Segundo os dados da Comissão Nacional de Energia Nuclear – CNEN existem atualmente cerca de 900 empresas no país que utilizam fontes radioativas em seus procedimentos industriais.
No Brasil, a técnica de radiografia industrial digital ainda é pouco conhecida e utilizada em função da falta de descrição de procedimentos experimentais bem como do estabelecimento de requisitos para o controle de qualidade, e para falar melhor sobre este assunto convidamos o Físico e Professor Ricardo Andreucci para uma entrevista na revista do CRTR.
CRTR – Qual a diferença entre Radiologia, Radiografia e Gamagrafia Industrial?
Ricardo Andreucci – O termo radiologia é uma denominação geral para o uso das radiações ionizantes em processos industriais, a radiografia e a gamagrafia são exemplos desses processos. A radiografia é um processo industrial onde se faz uso de um aparelho gerador de radiação (Raios-X), ao contrário da gamagrafia que se faz uso das radiações gama emitidas por uma fonte radioativa, ou seja, um radioisótopo, principalmente o Irídio-192 e Cobalto-60
CRTR – O que é utilização de fontes como medidores nucleares? Onde é utilizada esta técnica? Quem opera estes equipamentos?
Ricardo Andreucci – Os medidores nucleares são equipamentos que incorporam uma fonte radioativa com meia vida longa, como Césio-137, Cobalto- 60, Promécio-147 e outras, com baixas atividades. Podem ser fixos e portáteis, destinados ao controle de processos industriais. Os medidores fixos podem ser utilizados como medidores de nível interno de tanques nas indústrias químicas, siderúrgicas ou para controle de espessura de papel ou chapas metálicas finas. Os medidores portáteis se destinam ao controle de densidade da matéria prima para produção de papel e outras aplicações. Os equipamentos medidores nucleares fixos em geral são operados automaticamente sem a necessidade de pessoal especializado, já os medidores portáteis são operados manualmente por pessoal capacitado pela própria empresa e com treinamento em radioproteção.
CRTR – O que é perfilagem de poços de petróleo? Onde é utilizada esta técnica? Quem opera estes equipamentos?
Ricardo Andreucci – A perfilagem de poços de petróleo consiste no estudo do perfil geofísico, geológico e de formação rochosa das paredes do poço de prospecção de petróleo. A perfilagem permite obter informações importantes podendo revelar a existência de óleo e gás suficientes para justificar a completação do poço. Dentre as técnicas, onde podemos destacar o perfil de raios gama que consiste em detectar e medir a radioatividade natural emitida pelas rochas. Esta radioatividade é emitida pelas argilas existentes no meio poroso. Fontes radioativas de nêutrons também podem ser usadas com o mesmo objetivo. Tais técnicas são aplicadas por empresas terceirizadas com pessoal próprio treinado. A figura do Supervisor de Proteção Radiológica (SPR) qualificado é um profissional importante nesses processos.

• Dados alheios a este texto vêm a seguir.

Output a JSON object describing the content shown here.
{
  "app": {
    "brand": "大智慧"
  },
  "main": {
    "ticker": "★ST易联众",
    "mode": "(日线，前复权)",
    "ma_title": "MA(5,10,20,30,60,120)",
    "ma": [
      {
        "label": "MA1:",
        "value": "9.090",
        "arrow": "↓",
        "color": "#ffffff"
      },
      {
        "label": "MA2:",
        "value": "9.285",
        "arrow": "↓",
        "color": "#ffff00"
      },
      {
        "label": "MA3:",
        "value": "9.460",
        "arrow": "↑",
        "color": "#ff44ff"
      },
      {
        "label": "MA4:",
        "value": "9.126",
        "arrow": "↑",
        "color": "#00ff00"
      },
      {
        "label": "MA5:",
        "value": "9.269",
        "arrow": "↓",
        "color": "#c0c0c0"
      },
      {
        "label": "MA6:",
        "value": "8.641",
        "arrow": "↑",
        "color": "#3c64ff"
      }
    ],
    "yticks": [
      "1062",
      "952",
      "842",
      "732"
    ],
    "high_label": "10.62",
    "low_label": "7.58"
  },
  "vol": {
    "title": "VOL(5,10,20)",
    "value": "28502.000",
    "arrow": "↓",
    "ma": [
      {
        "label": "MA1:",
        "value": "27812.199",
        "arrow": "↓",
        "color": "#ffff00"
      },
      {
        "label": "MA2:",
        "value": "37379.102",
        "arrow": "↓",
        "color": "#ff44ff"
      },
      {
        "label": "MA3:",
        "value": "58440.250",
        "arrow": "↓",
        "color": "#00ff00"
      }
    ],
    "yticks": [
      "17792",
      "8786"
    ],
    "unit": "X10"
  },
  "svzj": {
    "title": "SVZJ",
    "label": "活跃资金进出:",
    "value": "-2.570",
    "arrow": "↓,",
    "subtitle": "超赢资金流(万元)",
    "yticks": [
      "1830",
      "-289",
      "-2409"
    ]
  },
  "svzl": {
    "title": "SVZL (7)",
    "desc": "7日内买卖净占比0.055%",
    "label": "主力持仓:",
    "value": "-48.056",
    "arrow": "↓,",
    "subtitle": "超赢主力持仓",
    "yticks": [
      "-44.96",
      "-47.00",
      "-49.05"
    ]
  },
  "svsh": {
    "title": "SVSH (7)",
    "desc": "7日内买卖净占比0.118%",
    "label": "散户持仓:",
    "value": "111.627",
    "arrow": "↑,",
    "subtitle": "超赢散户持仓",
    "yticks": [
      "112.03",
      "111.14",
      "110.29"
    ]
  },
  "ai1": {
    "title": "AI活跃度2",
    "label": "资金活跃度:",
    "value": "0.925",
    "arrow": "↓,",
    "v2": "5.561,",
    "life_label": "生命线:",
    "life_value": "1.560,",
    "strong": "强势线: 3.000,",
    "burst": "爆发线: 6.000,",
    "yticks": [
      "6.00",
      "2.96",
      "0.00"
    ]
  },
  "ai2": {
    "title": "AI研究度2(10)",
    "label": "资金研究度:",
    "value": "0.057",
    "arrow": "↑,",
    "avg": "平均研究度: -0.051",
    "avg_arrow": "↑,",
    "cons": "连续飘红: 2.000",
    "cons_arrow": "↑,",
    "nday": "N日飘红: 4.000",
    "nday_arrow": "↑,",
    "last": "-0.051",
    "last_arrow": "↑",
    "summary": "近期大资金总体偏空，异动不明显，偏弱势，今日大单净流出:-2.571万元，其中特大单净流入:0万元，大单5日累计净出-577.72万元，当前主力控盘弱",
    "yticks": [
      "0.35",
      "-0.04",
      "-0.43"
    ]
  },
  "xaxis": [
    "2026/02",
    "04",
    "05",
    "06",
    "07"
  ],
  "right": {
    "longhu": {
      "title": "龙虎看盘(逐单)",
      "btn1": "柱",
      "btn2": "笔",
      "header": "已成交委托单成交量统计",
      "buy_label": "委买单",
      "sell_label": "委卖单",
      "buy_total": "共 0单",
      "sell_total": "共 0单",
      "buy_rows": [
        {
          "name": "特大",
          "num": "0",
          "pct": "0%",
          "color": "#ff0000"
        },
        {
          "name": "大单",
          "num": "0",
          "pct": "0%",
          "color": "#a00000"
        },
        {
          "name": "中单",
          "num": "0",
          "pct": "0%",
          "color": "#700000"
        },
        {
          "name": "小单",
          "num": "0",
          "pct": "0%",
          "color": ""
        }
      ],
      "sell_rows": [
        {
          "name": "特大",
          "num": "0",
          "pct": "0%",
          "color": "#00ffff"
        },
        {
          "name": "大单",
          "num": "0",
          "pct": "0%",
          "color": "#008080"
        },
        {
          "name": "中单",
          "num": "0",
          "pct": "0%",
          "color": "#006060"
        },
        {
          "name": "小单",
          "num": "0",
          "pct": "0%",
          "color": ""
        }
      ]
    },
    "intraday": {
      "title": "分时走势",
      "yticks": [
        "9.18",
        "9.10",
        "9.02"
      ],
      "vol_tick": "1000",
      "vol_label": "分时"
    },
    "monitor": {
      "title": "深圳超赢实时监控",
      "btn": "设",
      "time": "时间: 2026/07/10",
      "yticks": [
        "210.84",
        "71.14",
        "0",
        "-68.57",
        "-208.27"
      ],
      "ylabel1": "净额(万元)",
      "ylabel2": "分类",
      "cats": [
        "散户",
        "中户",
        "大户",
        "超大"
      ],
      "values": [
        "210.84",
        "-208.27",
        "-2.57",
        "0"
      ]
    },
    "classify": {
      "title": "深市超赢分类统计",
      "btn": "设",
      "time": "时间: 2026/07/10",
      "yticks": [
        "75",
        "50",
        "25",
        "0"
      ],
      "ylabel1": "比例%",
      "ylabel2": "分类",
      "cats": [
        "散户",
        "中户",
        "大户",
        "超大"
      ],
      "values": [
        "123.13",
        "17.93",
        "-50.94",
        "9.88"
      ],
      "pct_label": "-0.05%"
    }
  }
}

CRTR – O que é radiografia industrial como técnica de ensaio não destrutivo?
Ricardo Andreucci – A radiografia industrial é um método de ensaio não destrutivo que serve para verificar falhas internas em componentes metálicos que possam comprometer seu desempenho mecânico quando submetidos a pressão ou esforço. Tais componentes podem ser juntas soldadas ou produtos fundidos.
CRTR – O que é irradiação de alimentos? Onde é utilizada esta técnica? Quem opera estes equipamentos?
Ricardo Andreucci – A irradiação de alimentos é um tratamento que usa a radiação gama proveniente de uma fonte radioativa de Cobalto-60 aplicado a certos alimentos com objetivo de reduzir a contagem microbiana, aumento do tempo de prateleira e até esterilização. Este método é usado em especiarias, algumas frutas e outros. Atualmente no Brasil somente duas empresas operam esses equipamentos através de seu pessoal próprio treinado e capacitado.
CRTR – O que são traçadores radioativos? Onde é utilizada esta técnica? Quem opera estes equipamentos?
Ricardo Andreucci – Não tenho notícias de uso industrial de traçadores radioativos por empresas privadas.
CRTR – O que são irradiadores de grande porte? Onde são utilizados? Quem opera?
Ricardo Andreucci – Os irradiadores de grande porte são assim denominados por operarem fontes radioativas, em geral Cobalto-60, com grandes atividades da ordem de milhões de Curies. São utilizados no tratamento de alimentos por irradiação e esterilização de produtos cirúrgicos entre outros. Os irradiadores de grande porte são automatizados operados por pessoal treinado pela própria empresa responsável.
CRTR – A lei 7394/95 que regulamenta a profissão do técnico em radiologia define como área de atuação a radiologia industrial, porém as normas CNEN para qualificação de operador e RIA não exigem esta formação técnica em nível médio. As atuais exigências destes profissionais garantem uma prestação de serviço adequada e segura?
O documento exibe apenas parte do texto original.